People make their livings based not on any inherent worth or talent, but based on how much value they provide to others. Ahhtists hate this, even the ones who draw millions to their concerts, because to what passes for their minds, that basic law of economics reeks of "selling out." That's why they by and large tack left.

"Everyone should be involved in politics: cabdrivers, lawyers..."

He's never been in a cab and been subjected to the rant about The World And The Way It Would Be If I Was [sic] In Charge?

And there are plenty of lawyers in politics, including in Congress, which just could be part of the problem...?

Artists are in a unique position to understand the mood of this country, too. "We travel," says Henley. "We see what the economy is like in every city. We take the temperature of between 10,000 and 20,000 people four nights a week."

...and have in-depth and erudite conversations with each of them about the economy, the Constitution, the Marshall Plan, et cetera, et cetera.

James Taylor, who has supported Sen. John Kerry,

I wouldn't be surprised if they own houses in the same neighborhood on the Vineyard.

(Oh, and Taylor's music suxx0rs, by the way.)

"Americans are asleep at the wheel," Taylor adds.

No, they just disagree with you — and many of them have even given great thought to the issues at hand. Hard concept to swallow, I know, especially when you live in the People's Republic of Massachusetts, surrounded by the like-minded. I see it every day. put the idea forward that some conversation needs to take place here, as opposed to accepting the [government] line," he says.

Yeah, because, again, since November of 2000 and especially since 9/11/01, NOBODY'S been criticizing the Bush Administration. Everybody's soooooo afraid to — especially after the Secret Police dragged Noam Chomsky off in the middle of the night, never to be heard from again! (We should be so lucky.)
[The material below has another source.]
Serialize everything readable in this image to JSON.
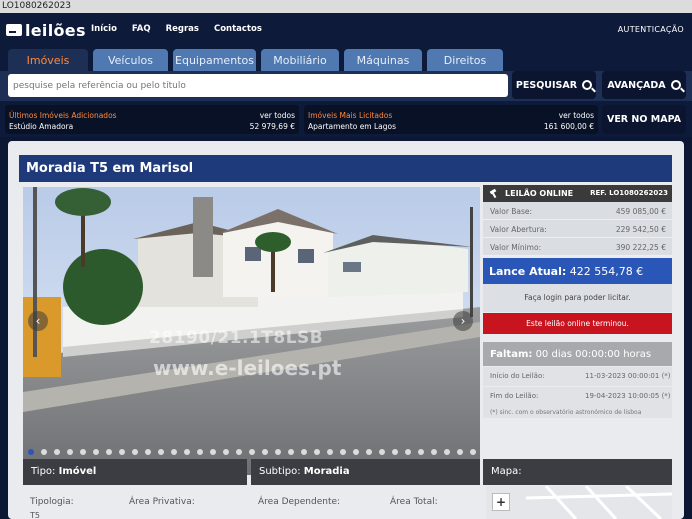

[Clinton apparatchnik and apologist Donna Brazile sez,] "People come out because they're attracted not just to [the candidate] but also because the candidate is being endorsed by their favorite artist," she says. "It matters."

That's pretty scary, if you ask me. If Iverson speaks for most Republicans and Brazile speaks for most Democrats, I might consider scrapping the Libertarian affiliation and registering with the GOP.

"It's in style to be at the rallies."

"It's THE place to be, man! You can pick up lots of chicks with nose rings and armpit hair!"

This article cheers me up, quite frankly. If this is the true overall nature of the opposition, it looks like Bush is a shoo-in next fall.